Noah aktiviert die automatische Antwort, die von nun an jedem Absender geschickt werden würde, der ihm in den nächsten Wochen eine E-Mail schreibt. Er fährt den Laptop herunter und klappt den Deckel zu. Ein wenig brummt das Gerät noch nach, dann aber verstummt der Lüfter im Inneren und es ist endlich Ruhe. Das Headset hängt er an einen improvisierten Nagel in der Gipswand. In diesem Moment denkt er an ein Sprichwort.
Er atmet einmal laut ein und aus, greift die Henkel der kleinen Reisetasche, in der er am Tag zuvor ein paar Dinge zusammengepackt hatte.
Wechselsachen, Reisepass, Kreditkarten, Notizbuch, ein paar Kabel … alles Andere würde sich unterwegs ergeben.
Er lässt die Tür hinter sich ins Schloss fallen, ruft den Aufzug, betritt die leere Kabine und stellt sich vor den zerkratzten Spiegel. Der Aufzug setzt sich in Bewegung und Noah schaut sich in die Augen. „Soll ich das wirklich machen?“ fragt er flüsternd. Das Gesicht im Spiegel scheint zu nicken.
Unten auf der Straße wartet ein älterer VW-Bus, den er sich für die nächsten Wochen geliehen hat. Er ist vollgetankt und ein dicker Europa-Atlas liegt auf dem Beifahrersitz. Hinten gibt es eine höher gelegte Pritsche, darunter Stauraum für Vorräte, Getränke und Material. Kein Luxus, aber genauso, wie er es sich immer vorgestellt hat. Mehr braucht er nicht.
Er nimmt hinter dem Lenkrad Platz, steckt den Zündschlüssel und bittet den Anlasser, das zu tun, wofür er geschaffen wurde. Nach etwas Meckern springt der Bus an und scheint auf weitere Anweisungen zu warten. Auf das Betätigen von Hebeln und Pedalen oder das Drehen am schwergängigen Steuer.
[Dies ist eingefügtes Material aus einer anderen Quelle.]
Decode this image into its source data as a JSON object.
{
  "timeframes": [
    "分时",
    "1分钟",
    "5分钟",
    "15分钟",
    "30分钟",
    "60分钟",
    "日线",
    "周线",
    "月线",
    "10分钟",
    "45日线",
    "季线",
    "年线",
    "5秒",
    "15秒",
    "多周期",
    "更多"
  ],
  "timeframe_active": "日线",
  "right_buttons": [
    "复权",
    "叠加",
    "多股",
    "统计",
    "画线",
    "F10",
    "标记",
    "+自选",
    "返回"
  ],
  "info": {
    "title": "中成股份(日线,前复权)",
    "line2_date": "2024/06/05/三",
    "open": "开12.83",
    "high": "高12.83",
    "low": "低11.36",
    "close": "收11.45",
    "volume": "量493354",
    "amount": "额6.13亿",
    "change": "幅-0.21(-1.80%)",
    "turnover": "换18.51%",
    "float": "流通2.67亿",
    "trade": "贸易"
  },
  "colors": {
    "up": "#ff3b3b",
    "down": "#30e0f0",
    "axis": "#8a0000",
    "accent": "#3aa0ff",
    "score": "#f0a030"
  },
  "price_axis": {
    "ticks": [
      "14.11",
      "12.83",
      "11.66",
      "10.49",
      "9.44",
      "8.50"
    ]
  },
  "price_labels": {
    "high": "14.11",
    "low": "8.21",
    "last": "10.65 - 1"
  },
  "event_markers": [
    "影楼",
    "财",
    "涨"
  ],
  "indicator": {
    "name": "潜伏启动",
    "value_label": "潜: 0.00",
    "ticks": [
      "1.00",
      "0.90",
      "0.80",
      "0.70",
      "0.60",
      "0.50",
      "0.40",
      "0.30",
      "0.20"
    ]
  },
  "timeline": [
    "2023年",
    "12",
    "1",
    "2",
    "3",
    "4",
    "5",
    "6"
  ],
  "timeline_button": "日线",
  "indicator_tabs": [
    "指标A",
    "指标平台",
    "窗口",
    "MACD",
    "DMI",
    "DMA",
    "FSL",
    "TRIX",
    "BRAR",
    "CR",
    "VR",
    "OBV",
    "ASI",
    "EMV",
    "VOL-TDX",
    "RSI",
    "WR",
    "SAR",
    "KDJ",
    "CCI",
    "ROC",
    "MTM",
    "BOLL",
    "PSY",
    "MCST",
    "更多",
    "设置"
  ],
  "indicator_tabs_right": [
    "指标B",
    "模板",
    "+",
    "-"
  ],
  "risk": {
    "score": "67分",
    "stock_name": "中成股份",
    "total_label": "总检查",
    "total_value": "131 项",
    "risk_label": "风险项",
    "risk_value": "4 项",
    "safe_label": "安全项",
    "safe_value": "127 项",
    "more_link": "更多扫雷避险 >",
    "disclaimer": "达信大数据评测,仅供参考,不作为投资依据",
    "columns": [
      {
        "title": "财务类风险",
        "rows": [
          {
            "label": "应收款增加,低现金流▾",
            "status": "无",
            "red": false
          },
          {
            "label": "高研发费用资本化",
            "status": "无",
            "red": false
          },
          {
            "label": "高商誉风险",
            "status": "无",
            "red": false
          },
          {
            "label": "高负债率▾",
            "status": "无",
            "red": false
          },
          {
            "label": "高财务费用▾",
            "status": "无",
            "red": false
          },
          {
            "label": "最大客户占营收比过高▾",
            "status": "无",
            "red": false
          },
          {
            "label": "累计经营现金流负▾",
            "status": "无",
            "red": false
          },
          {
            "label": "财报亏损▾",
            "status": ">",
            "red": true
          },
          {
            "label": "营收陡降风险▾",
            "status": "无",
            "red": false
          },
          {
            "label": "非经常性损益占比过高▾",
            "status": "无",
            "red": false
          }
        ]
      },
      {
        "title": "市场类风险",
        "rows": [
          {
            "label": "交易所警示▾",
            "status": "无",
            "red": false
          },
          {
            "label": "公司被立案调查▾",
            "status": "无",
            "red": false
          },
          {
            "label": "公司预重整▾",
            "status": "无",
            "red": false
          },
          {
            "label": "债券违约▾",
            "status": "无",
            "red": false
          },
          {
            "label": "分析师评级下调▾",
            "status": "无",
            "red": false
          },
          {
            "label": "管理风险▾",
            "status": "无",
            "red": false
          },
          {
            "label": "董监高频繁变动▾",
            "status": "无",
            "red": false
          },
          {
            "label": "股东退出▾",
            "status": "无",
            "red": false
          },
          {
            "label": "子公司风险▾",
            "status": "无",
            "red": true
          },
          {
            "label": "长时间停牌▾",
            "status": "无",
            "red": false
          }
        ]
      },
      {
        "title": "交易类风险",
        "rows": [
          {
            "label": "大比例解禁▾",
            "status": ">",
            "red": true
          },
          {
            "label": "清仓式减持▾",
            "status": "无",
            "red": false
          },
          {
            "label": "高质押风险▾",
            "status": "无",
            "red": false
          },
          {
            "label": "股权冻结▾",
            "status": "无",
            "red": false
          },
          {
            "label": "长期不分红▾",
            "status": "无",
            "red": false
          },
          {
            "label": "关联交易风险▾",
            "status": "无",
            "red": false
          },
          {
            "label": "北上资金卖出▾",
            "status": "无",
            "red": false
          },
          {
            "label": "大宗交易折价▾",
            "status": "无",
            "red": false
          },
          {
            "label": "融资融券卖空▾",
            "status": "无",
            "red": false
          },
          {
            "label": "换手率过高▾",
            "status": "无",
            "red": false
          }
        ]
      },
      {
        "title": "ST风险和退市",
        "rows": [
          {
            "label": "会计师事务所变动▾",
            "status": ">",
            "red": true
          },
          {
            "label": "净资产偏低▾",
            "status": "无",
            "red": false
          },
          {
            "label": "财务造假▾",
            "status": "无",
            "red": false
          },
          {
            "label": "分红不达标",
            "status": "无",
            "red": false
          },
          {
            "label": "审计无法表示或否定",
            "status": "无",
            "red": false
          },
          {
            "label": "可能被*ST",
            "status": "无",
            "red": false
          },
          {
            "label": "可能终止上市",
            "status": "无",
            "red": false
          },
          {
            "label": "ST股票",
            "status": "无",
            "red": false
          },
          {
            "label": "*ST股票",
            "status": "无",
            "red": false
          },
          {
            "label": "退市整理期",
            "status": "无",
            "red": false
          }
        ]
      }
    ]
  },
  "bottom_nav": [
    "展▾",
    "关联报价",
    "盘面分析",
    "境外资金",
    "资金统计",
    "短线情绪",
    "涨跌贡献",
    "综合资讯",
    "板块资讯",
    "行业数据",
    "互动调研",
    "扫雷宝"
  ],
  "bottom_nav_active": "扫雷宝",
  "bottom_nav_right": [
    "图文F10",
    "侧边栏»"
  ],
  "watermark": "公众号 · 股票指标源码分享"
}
Aber Noah zögert, denn eine Frage ist noch unbeantwortet, seit dem Moment, als er sich diese Fahrt in den Kopf gesetzt hatte.
„Wohin eigentlich?“
Egal.
Er verlässt die Parklücke, folgt der Ausfallstraße hinaus aus der Stadt und dem Schild „Alle Richtungen“. Dann fährt er auf einen vierstrahligen Kreisverkehr zu, orange Blinklichter lassen eine Baustelle vermuten. Der Kreisverkehr ist aber befahrbar, nur haben sie alle Richtungsanzeiger entfernt. Noah fährt in den Kreis ein, dreht ein paar Runden und verliert schnell die Orientierung. Ein klappriger Kompass auf dem Armaturenbrett dreht sich eifrig und kommt kaum hinterher. „Hier?“ „Oder besser hier?“ murmelt Noah vor sich hin.
Egal.
Noah umklammert das Lenkrad, schließt die Augen, zählt langsam von 10 auf 0 herunter, öffnet die Augen wieder und nimmt die nächste Ausfahrt.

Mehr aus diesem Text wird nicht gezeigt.